- Supreme Court of the United States

Argued January 13, 1998 Decided March 4, 1998
- Full case name: United States, Petitioner v. Hernan Ramirez
- Citations: 523 U.S. 65 (more) 91 F. 3d 1297

Case history
- Prior: On writ of certiorari to the United States Court of Appeals for the Ninth Circuit

Holding
- Destruction of property does not affect the reasonableness of a no-knock warrant as long as there is reasonable suspicion that knocking and announcing would be dangerous and/or futile.

Court membership
- Chief Justice William Rehnquist Associate Justices John P. Stevens · Sandra Day O'Connor Antonin Scalia · Anthony Kennedy David Souter · Clarence Thomas Ruth Bader Ginsburg · Stephen Breyer

Case opinion
- Majority: Rehnquist, joined by unanimous

Laws applied
- Amendment IV

= United States v. Ramirez =

United States v. Ramirez, 523 U.S. 65 (1998), was a case before the United States Supreme Court in which the Court held that property damage during a no-knock warrant is irrelevant as long as law enforcement has reasonable suspicion that knocking and announcing would be a dangerous move.

==Background==

Alan Shelby, a convicted felon serving concurrent federal and state sentences in Oregon, escaped from a Tillamook County Sheriff's vehicle by slipping out of his handcuffs and knocking over a deputy on November 1, 1994. Three years before, he attempted escape by assaulting an officer, kicking open a jail door, carjacking a woman, and ramming into a police vehicle. Additionally, he made death threats to witnesses and police officers, along with threatening torture with hammers. Law enforcement believed he had access to large caches of weapons as well.

After authorities distributed press releases, a confidential informant told the ATF on November 3 that he had seen a man resembling Shelby at Hernan Ramirez's home in Boring, Oregon. The ATF then drove to an area near Ramirez's home where they spotted a man outside that looked like Shelby. The informant further stated that drugs and guns were hidden in the house's garage.

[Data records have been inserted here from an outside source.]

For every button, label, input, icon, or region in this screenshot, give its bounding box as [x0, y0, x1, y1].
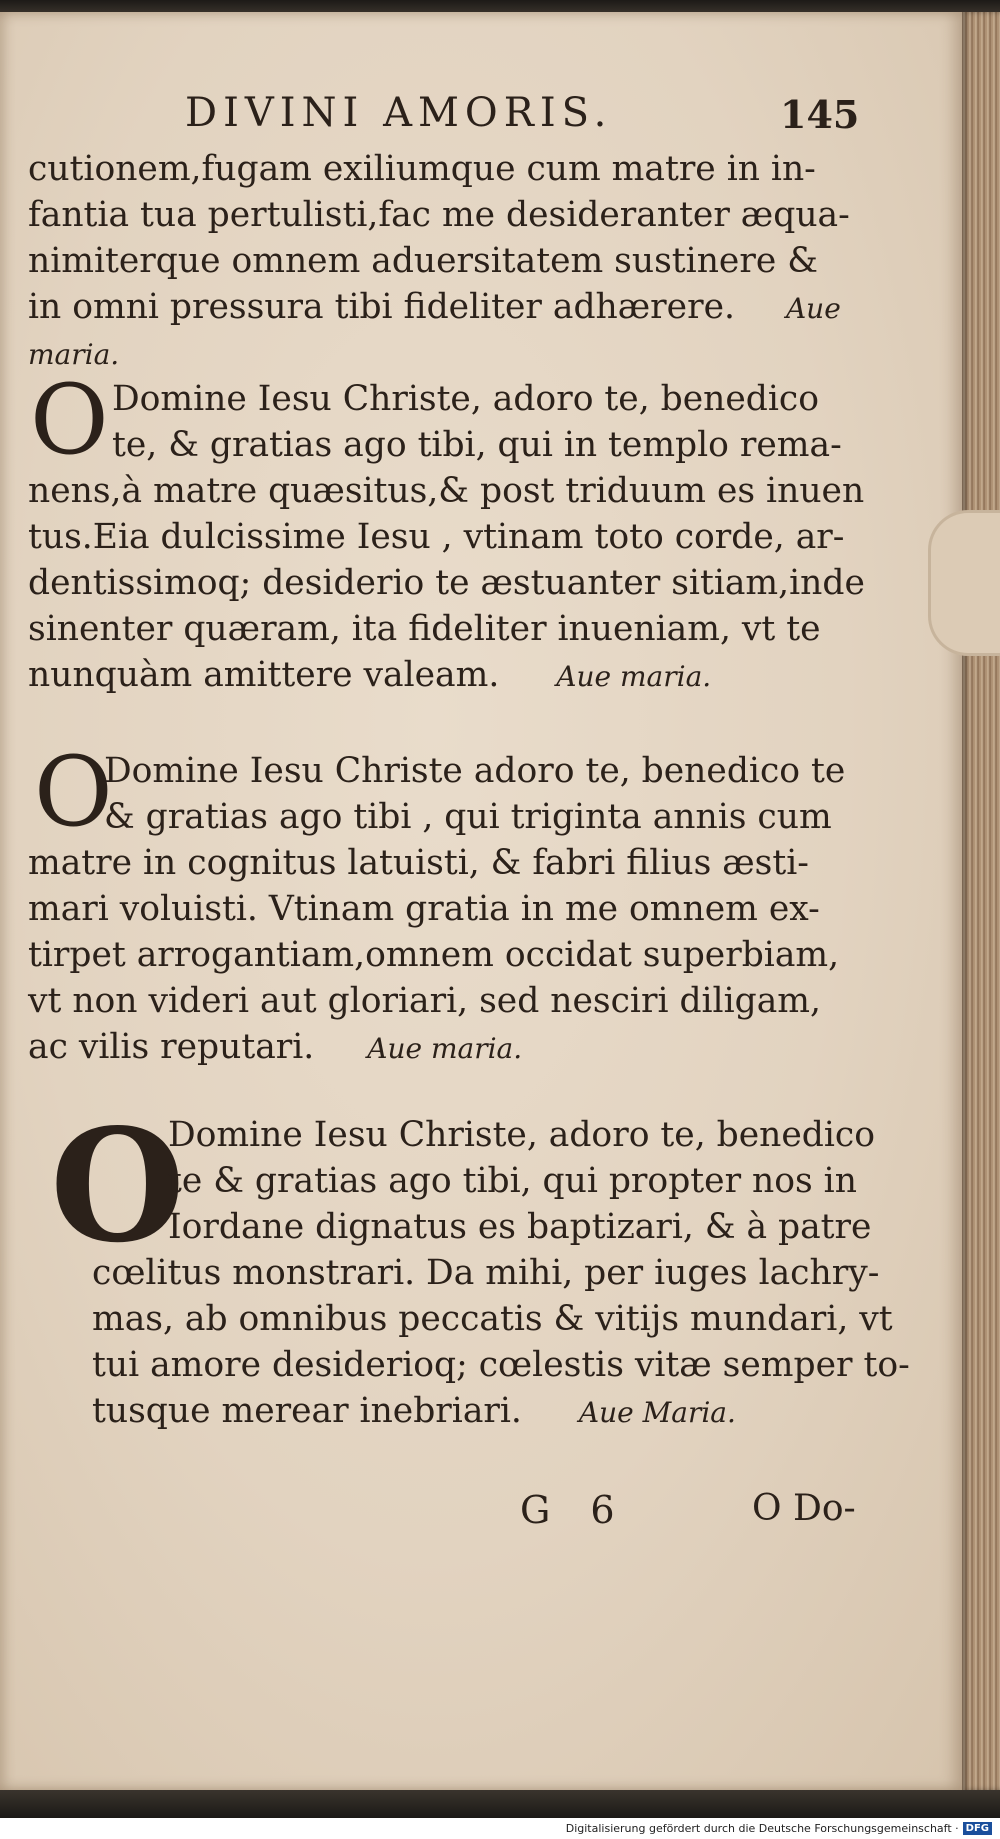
digitization-credit — [0, 1818, 1000, 1839]
text-line-body: nunquàm amittere valeam. — [28, 655, 500, 695]
text-line — [28, 284, 868, 332]
initial-letter: O — [30, 364, 109, 476]
text-line: nimiterque omnem aduersitatem sustinere & — [28, 241, 818, 281]
catchword: O Do- — [752, 1488, 856, 1529]
prayer-ending: Aue maria. — [367, 1032, 523, 1065]
prayer-block-2 — [28, 376, 868, 700]
prayer-ending: Aue — [785, 292, 841, 325]
text-line: mas, ab omnibus peccatis & vitijs mundari, vt — [92, 1299, 893, 1339]
text-line: tui amore desiderioq; cœlestis vitæ semper to- — [92, 1345, 910, 1385]
text-line: nens,à matre quæsitus,& post triduum es inuen — [28, 471, 865, 511]
text-line: Domine Iesu Christe adoro te, benedico te — [104, 751, 846, 791]
prayer-ending-continued: maria. — [28, 338, 120, 371]
text-line-body: in omni pressura tibi fideliter adhærere. — [28, 287, 735, 327]
text-line: tus.Eia dulcissime Iesu , vtinam toto corde, ar- — [28, 517, 845, 557]
prayer-block-3 — [28, 748, 868, 1072]
text-line: vt non videri aut gloriari, sed nesciri diligam, — [28, 981, 821, 1021]
text-line: Domine Iesu Christe, adoro te, benedico — [168, 1115, 875, 1155]
text-line-body: ac vilis reputari. — [28, 1027, 315, 1067]
prayer-block-4 — [28, 1112, 910, 1436]
credit-text: Digitalisierung gefördert durch die Deutsche Forschungsgemeinschaft · — [565, 1822, 959, 1835]
text-line — [28, 1024, 868, 1072]
text-line: tirpet arrogantiam,omnem occidat superbiam, — [28, 935, 840, 975]
text-line: Domine Iesu Christe, adoro te, benedico — [112, 379, 819, 419]
prayer-ending: Aue Maria. — [578, 1396, 736, 1429]
scan-bottom-edge — [0, 1790, 1000, 1818]
page-tab-marker — [928, 510, 1000, 656]
decorated-initial-letter: O — [50, 1094, 186, 1277]
text-line: & gratias ago tibi , qui triginta annis cum — [104, 797, 832, 837]
page-edges — [962, 12, 1000, 1790]
running-head — [0, 90, 962, 140]
text-line — [28, 1388, 868, 1436]
prayer-block-1 — [28, 146, 868, 378]
text-line: te, & gratias ago tibi, qui in templo rema- — [112, 425, 842, 465]
text-line: mari voluisti. Vtinam gratia in me omnem ex- — [28, 889, 820, 929]
text-line-body: tusque merear inebriari. — [92, 1391, 522, 1431]
text-line: cutionem,fugam exiliumque cum matre in in- — [28, 149, 816, 189]
page-number: 145 — [780, 92, 860, 137]
catchline — [0, 1488, 962, 1538]
text-line: matre in cognitus latuisti, & fabri filius æsti- — [28, 843, 809, 883]
text-line — [28, 652, 868, 700]
text-line: cœlitus monstrari. Da mihi, per iuges lachry- — [92, 1253, 880, 1293]
text-line: fantia tua pertulisti,fac me desideranter æqua- — [28, 195, 850, 235]
text-line: dentissimoq; desiderio te æstuanter sitiam,inde — [28, 563, 865, 603]
text-line: te & gratias ago tibi, qui propter nos in — [168, 1161, 857, 1201]
initial-letter: O — [34, 736, 113, 848]
dfg-logo: DFG — [963, 1822, 992, 1835]
text-line: Iordane dignatus es baptizari, & à patre — [168, 1207, 872, 1247]
signature-mark: G 6 — [520, 1488, 629, 1532]
running-head-title: DIVINI AMORIS. — [185, 90, 613, 136]
prayer-ending: Aue maria. — [556, 660, 712, 693]
text-line: sinenter quæram, ita fideliter inueniam, vt te — [28, 609, 821, 649]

On the early morning of November 5, 45 federal and state officers assembled to execute a no-knock warrant on the home. The police used a loudspeaker to announce the search warrant and broke a garage window simultaneously. Guns were also pointed at the window to dissuade individuals from potentially arming themselves.

Awakened by the noise and believing that people were going to rob his family, Ramirez grabbed a pistol and fired it at the garage's ceiling. He quickly threw his gun away and threw himself on the living room floor to surrender after officers fired back and identified themselves. Although Shelby was ultimately not found, Ramirez confessed after waiving his Miranda rights that he was a convicted felon and that he owned two firearms.

===Lower courts===
During trial, the lower court suppressed the firearms as the judge ruled that the exigent circumstances were insufficient to warrant the destruction of property. The United States Court of Appeals for the Ninth Circuit upheld the suppression by elaborating that property destruction requires specific instances of exigency that were not met.

==Supreme Court decision==
In a unanimous verdict delivered by Chief Justice William Rehnquist, the Court ruled that there is no heightened standard for no-knock warrants if property destruction happened as long as there is reasonable suspicion that knocking and announcing would either result in a life-threatening confrontation or the destruction of evidence. The Court cited Richards v. Wisconsin as precedent that while there is no blanket exception to the knock-and-announce rule, a no-knock warrant is justifiable if there is a high chance of physical threats or tampering of valuable evidence.